Thursday, July 1, 2010

Lemon Cake, Anyone?

Well, apparently everyone loves Lemon Cake. I had so many requests for recipes & "taste tests" than I knew what to do with! I'm really glad that people automatically assume its going to be delicious! 

Any-hoo, it is by no means my most GLAMOROUS cake, but it really was deeeee-lish! 

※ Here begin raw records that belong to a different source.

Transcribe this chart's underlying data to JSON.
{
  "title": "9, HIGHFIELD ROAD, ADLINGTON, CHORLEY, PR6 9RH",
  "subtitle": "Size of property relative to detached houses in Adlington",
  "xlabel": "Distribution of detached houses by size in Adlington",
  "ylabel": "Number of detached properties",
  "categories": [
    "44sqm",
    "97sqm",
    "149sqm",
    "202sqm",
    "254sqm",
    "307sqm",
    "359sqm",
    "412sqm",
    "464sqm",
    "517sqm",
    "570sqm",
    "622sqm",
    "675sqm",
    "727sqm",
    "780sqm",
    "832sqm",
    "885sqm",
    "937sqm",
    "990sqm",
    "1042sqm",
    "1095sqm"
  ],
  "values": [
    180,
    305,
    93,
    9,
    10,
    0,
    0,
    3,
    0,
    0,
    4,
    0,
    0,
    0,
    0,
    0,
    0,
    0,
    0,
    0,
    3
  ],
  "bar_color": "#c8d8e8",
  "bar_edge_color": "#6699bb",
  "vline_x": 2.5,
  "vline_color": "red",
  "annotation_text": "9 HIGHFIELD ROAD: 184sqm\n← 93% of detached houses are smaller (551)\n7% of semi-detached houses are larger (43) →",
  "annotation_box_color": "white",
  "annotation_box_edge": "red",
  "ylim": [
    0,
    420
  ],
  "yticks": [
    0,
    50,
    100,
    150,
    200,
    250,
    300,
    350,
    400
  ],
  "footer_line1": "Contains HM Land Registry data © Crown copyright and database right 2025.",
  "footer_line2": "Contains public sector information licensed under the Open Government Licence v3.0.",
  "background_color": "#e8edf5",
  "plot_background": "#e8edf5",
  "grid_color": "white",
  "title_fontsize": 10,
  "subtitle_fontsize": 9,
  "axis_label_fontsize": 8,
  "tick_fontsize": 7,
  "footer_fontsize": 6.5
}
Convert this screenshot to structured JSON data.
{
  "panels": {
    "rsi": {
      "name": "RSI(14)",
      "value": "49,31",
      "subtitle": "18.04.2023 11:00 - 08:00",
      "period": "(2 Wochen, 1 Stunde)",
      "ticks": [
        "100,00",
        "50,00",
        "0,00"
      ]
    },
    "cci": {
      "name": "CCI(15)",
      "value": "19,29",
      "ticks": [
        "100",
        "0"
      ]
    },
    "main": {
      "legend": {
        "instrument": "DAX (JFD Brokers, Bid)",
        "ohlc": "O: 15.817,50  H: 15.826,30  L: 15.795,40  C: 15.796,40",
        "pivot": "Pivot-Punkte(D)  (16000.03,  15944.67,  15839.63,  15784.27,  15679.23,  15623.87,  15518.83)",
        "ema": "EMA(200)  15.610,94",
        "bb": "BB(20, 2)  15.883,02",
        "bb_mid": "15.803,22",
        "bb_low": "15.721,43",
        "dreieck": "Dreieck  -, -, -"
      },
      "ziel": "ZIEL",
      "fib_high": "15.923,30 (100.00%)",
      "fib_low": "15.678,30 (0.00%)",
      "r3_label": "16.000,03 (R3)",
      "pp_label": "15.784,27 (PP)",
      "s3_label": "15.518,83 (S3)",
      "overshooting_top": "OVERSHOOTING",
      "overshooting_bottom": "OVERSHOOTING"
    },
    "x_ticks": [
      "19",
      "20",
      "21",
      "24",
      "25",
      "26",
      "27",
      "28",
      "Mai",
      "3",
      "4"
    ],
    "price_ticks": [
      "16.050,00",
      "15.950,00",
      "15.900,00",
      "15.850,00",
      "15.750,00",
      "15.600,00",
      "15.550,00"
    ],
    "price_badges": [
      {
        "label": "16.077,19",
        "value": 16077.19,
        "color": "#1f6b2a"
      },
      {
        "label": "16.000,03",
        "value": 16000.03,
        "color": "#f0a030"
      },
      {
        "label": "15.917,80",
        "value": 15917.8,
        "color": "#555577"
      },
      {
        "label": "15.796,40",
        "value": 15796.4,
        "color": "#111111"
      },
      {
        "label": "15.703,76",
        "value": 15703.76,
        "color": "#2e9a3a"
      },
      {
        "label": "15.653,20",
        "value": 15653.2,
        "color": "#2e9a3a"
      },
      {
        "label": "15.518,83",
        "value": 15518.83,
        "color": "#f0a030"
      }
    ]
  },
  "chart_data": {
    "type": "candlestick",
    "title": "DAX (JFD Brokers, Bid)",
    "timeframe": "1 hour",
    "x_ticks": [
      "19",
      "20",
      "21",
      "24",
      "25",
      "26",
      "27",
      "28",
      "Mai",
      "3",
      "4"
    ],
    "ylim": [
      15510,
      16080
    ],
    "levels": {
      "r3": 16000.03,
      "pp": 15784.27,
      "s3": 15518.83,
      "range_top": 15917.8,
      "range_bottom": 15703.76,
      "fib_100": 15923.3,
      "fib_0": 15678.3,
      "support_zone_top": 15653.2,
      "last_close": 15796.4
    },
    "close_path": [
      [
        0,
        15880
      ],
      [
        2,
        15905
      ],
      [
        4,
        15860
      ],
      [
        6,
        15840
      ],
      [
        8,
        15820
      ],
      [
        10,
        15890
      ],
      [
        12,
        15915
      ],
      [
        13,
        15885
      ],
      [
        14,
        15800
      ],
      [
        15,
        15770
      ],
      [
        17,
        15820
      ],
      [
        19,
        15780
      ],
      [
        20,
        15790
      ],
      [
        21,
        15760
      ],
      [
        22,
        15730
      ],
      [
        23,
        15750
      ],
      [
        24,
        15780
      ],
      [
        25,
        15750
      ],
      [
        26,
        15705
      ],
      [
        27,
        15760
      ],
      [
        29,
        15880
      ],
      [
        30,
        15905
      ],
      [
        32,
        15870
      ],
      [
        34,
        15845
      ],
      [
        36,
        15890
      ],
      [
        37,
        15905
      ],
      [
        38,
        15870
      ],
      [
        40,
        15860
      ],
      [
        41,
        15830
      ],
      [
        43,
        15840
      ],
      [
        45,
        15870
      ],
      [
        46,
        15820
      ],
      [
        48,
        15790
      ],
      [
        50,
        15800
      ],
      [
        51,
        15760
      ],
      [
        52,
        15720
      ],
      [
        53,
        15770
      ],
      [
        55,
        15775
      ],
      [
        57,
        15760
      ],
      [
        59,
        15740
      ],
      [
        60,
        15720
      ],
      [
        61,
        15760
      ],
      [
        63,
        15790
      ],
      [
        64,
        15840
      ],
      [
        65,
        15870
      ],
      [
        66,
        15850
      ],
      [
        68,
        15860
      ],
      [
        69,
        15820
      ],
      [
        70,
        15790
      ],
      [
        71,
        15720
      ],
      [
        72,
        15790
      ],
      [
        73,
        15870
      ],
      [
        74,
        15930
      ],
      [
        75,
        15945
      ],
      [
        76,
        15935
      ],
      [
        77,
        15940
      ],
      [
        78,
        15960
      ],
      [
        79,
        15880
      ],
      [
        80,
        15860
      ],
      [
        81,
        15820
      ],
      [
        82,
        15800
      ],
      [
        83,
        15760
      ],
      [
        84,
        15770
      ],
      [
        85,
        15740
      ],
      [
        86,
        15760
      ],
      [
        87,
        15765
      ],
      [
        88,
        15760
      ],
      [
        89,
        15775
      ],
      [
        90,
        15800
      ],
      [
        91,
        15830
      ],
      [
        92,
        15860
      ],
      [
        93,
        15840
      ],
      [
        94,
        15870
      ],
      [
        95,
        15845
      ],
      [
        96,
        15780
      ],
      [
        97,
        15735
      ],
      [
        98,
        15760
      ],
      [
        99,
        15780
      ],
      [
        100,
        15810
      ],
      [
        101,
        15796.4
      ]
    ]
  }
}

Here's a kind of recipe. I say "kind of" because I have a hard time following recipes. For instance, the frosting was supposed to be a cream cheese frosting, but I realized I had more butter than cream cheese... so it turned into buttercream frosting. I learned the world won't end if I don't follow the recipe "to the T." 

So here it is:

Lemon Cake:
(I grouped the ingredients in the steps you'll need/use them.)

2 1/2 Cups Cake Flour
2 Teaspoons Baking Powder
1/2 Teaspoon Baking Soda
1/4 Teaspoon Salt

1 Cup Butter (I use salted - you also want it softened.)
1 1/2 Cups Sugar

2 Each Whole Eggs
3 Each Egg Yolks

1 Cup Lemon Juice (to taste. If you want the flavor less pronounce, obviously use less.)
1/2 Cup Whole Milk
1 Tablespoon Lemon Zest (again, to taste.)

1. Preheat your oven to 350° F. Prepare your 2 - 9inch cake pans. (I use Wilton's Cake Release instead of grease & flour seperately.)
2. Sift all dry ingredients and set aside.
3. Cream butter & sugar and until light and fluffy.
4. Add eggs & egg yolks 1 at a time until well blended.
5. alternately add the lemon juice, milk, and zest with the flour mixture to the egg/butter/sugar mixture. 
(for example, add 1/4 cup liquid, blend, then ads 1/4 cup dry stuff. blend, repeat.)
6. Pour batter evenly into the 2 prepared pans. Put the pans in the 350° F oven, and bake for 20-25 minutes. I would suggest checking them after 18-ish minutes, as everyone oven is different. 

Blackberry/Raspberry Cream Cheese Frosting

8 Ounces Cream Cheese (shouldn't be room temperature. It's best to pull it out right when you're about to use it.)
4 Ounces Butter (I use salted butter, and you want this softened to room temperature.)
3-4 Cups Powdered Sugar
1 Teaspoon Vanilla Extract
6 Ounces Raspberries
6 Ounces Blackberries
1/4 Cup Water
1/4 Cup Sugar
1/3 Cup Heavy Cream

1. In small sauce pan, start the water & sugar on medium heat and warm it until all the sugar has dissolved. Once dissolved, add both berries, and let it come to a simmer. Stir occasionally.
2. In mixer/mixing bowl, add cream cheese & butter and beat (with paddle attachment, if available) until fluffy. This could take 4-5 minutes for GREAT frosting.
3. Once fluffy, begin adding powdered sugar in small batches, until completely added to cream cheese/butter. 
4. Add Vanilla, beat until all blended.
5. With a rubber spatula, scrape down the bowl & paddle attachment, & mix. After mixing, scrape down the bowl & paddle a second time, then again, beat it on high. 
6. Back to the berries, after simmering for a while, berries will get soft and begin to break down. Grab your potato masher and begin mashing the berries until you can't anymore. Then you will strain the berry sauce through a fine mesh strainer. I saved my seeds for decoration between layers, you may do so also.
7. Return the seedless sauce to the stove and simmer. Add Heavy Cream, stir, and simmer.
*this sauce will simmer for a long time. you want it to reduce down to a syrup-like consistency. At that point, turn of the stove and let it cool for about 5 minutes. Once cooled, add the sauce to the cream cheese frosting and beat well. You should also scrape & mix once more.  VIOLA!*

Ice/Decorate to your pleasure. 

I (1) crumb coated the first layer. (2) spread the seeds on top of the bottom layer's frosting. (3) Added the second cake layer and crumb coated it. (4) let it chill in the frdge for about 25 minutes. (5) added the final layer of frosting and topped with some berries! super cute.